Perhaps one of the more obvious reasons Nintendo never decided to pursue a more powerful Switch is to avoid dividing its own players. It's something the industry has unfortunately seen before, especially in regards to recent Sony and Microsoft consoles. Recent examples like the disastrous launch of "Cyberpunk 2077" or even the well-received "Control" tell the same story. When titles are being developed for multiple platforms of varying power, there's going to be a clear winner and loser in performance; something developers like Remedy Entertainment have extensively commented on in the past.


In the case of "Cyberpunk 2077," the game was nigh-unplayable on last-gen consoles and is still being ironed out since its release in late 2020. As for "Control," massive drops in frame rate were reported for players on base PS4 or Xbox One consoles (per Polygon). Naturally, the same types of situations could happen to Nintendo too, if it had a lineup of consoles all competing for the same shelf space. 

As it stands, there isn't a high bar and a low bar for Switch games; there's just what the console is capable of and what it isn't.

Nintendo Doesn't Want A Repeat Of The Wii U

One of the more recent Nintendo flops was the ill-fated successor to the ultra-popular Wii, the Wii U. The Wii U sadly flopped when it was released in 2012, but it certainly wasn't the fate Nintendo had initially expected for the console.

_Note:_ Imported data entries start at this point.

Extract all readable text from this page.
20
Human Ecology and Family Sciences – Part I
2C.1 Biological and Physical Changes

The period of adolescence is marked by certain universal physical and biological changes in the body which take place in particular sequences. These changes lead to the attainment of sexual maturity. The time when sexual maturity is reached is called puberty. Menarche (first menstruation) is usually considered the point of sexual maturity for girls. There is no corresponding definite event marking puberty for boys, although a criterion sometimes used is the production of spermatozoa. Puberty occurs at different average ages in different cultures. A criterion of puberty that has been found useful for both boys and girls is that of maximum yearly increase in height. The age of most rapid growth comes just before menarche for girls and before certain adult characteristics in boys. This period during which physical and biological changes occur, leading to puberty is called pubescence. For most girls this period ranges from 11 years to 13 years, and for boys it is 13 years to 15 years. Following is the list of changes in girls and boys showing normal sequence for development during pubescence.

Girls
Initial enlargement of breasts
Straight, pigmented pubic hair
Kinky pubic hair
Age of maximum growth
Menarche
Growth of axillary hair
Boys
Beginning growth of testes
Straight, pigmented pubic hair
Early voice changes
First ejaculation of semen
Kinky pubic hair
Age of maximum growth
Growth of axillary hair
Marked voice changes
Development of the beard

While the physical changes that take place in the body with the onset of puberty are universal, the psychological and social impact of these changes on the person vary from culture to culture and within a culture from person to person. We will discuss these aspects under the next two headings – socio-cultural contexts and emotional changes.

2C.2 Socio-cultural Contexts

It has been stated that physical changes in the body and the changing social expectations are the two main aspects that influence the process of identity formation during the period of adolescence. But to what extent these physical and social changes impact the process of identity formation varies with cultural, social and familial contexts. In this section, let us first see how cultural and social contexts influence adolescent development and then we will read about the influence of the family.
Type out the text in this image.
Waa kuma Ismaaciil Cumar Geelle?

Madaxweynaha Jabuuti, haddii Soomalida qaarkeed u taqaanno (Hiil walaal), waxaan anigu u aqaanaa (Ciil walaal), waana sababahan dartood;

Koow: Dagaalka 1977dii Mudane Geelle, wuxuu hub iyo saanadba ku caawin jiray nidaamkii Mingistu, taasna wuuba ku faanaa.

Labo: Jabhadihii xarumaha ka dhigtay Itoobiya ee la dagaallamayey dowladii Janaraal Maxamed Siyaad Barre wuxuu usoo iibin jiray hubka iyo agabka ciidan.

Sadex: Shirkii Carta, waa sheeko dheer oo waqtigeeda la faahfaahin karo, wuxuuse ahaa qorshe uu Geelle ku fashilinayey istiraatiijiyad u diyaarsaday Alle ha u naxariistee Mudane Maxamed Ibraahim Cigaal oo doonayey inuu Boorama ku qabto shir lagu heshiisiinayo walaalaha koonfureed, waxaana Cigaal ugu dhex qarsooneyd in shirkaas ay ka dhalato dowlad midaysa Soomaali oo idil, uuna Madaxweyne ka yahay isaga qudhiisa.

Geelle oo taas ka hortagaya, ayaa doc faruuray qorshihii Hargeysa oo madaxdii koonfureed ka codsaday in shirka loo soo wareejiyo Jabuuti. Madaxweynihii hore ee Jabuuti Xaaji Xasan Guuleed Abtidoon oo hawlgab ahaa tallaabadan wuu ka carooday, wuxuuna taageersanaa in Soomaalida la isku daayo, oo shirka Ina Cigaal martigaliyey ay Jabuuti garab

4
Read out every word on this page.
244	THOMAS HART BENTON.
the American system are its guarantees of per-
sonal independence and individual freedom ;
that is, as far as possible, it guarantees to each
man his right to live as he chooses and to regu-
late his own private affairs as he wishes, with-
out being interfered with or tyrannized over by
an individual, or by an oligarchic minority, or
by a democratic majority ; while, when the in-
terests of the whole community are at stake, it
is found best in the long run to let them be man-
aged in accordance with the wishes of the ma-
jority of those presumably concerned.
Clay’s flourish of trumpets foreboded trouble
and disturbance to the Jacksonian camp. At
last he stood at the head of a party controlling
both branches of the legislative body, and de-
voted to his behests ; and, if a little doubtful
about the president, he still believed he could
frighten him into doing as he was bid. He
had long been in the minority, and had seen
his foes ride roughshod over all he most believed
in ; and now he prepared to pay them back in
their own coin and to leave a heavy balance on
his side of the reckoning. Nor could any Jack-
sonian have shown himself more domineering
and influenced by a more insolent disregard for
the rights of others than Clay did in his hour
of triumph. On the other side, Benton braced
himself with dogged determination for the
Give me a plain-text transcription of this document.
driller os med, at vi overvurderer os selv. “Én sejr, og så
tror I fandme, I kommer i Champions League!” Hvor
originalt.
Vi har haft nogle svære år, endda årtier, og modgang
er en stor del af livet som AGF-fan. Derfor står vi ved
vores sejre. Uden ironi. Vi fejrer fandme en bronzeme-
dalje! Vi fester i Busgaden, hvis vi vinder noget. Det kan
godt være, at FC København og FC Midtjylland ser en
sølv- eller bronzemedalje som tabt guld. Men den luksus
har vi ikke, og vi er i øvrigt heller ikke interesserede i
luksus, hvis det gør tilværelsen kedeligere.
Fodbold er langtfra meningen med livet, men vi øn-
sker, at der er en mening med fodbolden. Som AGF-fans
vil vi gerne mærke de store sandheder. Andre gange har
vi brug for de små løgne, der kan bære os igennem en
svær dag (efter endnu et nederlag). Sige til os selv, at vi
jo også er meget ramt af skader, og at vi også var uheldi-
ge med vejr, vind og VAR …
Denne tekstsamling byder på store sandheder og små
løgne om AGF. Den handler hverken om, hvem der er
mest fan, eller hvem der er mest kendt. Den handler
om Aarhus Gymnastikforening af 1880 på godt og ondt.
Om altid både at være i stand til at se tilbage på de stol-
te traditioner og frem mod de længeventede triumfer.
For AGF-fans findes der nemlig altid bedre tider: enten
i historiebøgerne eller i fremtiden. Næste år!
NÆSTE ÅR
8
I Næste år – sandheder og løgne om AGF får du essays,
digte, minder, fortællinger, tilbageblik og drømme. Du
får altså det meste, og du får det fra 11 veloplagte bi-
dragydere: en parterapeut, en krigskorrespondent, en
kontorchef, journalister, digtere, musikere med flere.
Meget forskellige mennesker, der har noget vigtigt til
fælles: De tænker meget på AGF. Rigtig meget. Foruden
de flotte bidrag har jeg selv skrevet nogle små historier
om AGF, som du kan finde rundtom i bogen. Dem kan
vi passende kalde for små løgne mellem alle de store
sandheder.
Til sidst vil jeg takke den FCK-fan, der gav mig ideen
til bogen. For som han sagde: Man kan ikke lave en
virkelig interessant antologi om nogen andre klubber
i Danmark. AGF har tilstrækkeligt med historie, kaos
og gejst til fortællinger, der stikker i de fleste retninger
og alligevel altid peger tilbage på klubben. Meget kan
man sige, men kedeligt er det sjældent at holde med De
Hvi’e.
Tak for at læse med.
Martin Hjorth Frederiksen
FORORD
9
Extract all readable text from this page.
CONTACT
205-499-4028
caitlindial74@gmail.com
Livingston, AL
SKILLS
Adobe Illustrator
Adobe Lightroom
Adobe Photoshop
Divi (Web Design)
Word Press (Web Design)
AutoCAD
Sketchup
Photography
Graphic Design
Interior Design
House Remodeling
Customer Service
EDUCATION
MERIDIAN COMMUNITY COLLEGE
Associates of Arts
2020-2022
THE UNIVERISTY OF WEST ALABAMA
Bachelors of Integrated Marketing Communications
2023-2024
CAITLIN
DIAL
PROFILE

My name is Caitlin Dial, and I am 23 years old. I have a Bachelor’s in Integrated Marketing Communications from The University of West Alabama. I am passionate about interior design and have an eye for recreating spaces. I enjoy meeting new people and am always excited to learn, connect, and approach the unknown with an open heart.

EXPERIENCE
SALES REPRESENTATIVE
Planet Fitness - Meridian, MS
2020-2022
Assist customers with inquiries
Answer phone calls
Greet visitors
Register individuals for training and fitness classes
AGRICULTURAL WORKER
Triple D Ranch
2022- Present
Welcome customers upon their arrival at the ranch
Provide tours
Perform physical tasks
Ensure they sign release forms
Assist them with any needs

Releasing to little fanfare, the Wii U tried to take all the success the Wii experienced and amplify a few core features that fans loved. 


Instead of motion controllers, the system was controlled with a tablet. In addition, the Wii U also sported some technical updates, including added graphical power and a then-impressive HD display. Unfortunately, while these ideas sounded good on paper, they didn't land the mark. As Chris Kohler (via Wired) put it, "Wii U has staked out a weird middle ground that nobody seems to be standing on. On one flank it has the high-end videogame consoles, which are actually not that much more expensive than a Wii U. On the other are tablets and smartphones, which represent a much better value for more casual players. Wii U isn't the perfect fit for anyone who isn't already motivated to buy it because they're fans of specific pieces of Nintendo software."


It would seem like just making a more technically impressive Switch would solve problems, but it'd be far too easy for Nintendo to replicate its mistakes with the Wii U when trying to make the fabled Switch Pro.

Analysts Expect A New Nintendo Console In 2024

There's no need for another Switch if analyst predictions hold true, and they've had a pretty good track record so far. During Gameindustry.biz's yearly gaming prediction panel, Amphere analyst Piers Harding-Rolls said, "I'm not expecting a Switch Pro in 2022. We have a next-gen Nintendo console in our forecasts for late 2024, so I'm not convinced a 'Pro' model is going to appear at all." Harding-Rolls doesn't expect a Switch Pro at all, because Nintendo seems to be approaching the point in the Switch's life where the company will begin looking towards what comes next. 


The Switch will be seven years old by 2024, and that's actually over the average amount of time between Nintendo's previous console launches (per Business Insider). Given the history of when Nintendo announces new consoles, alongside the impressive track record of correct predictions made by Harding-Rolls, it's safe to say that players only have to wait a couple more years at most before Nintendo's ready to show off its next big thing.

While players may have been upset as the years have gone on with no definitive signs of a Switch Pro, it's probably for the better. Persistent Joy-Con issues, the ramifications of juggling two versions of the same console, and other logistical issues could haunt a Switch Pro model and potential do more harm than good. The best case scenario might just be for Nintendo to learn form its recent successes and turn it into something new that players will fall in love with.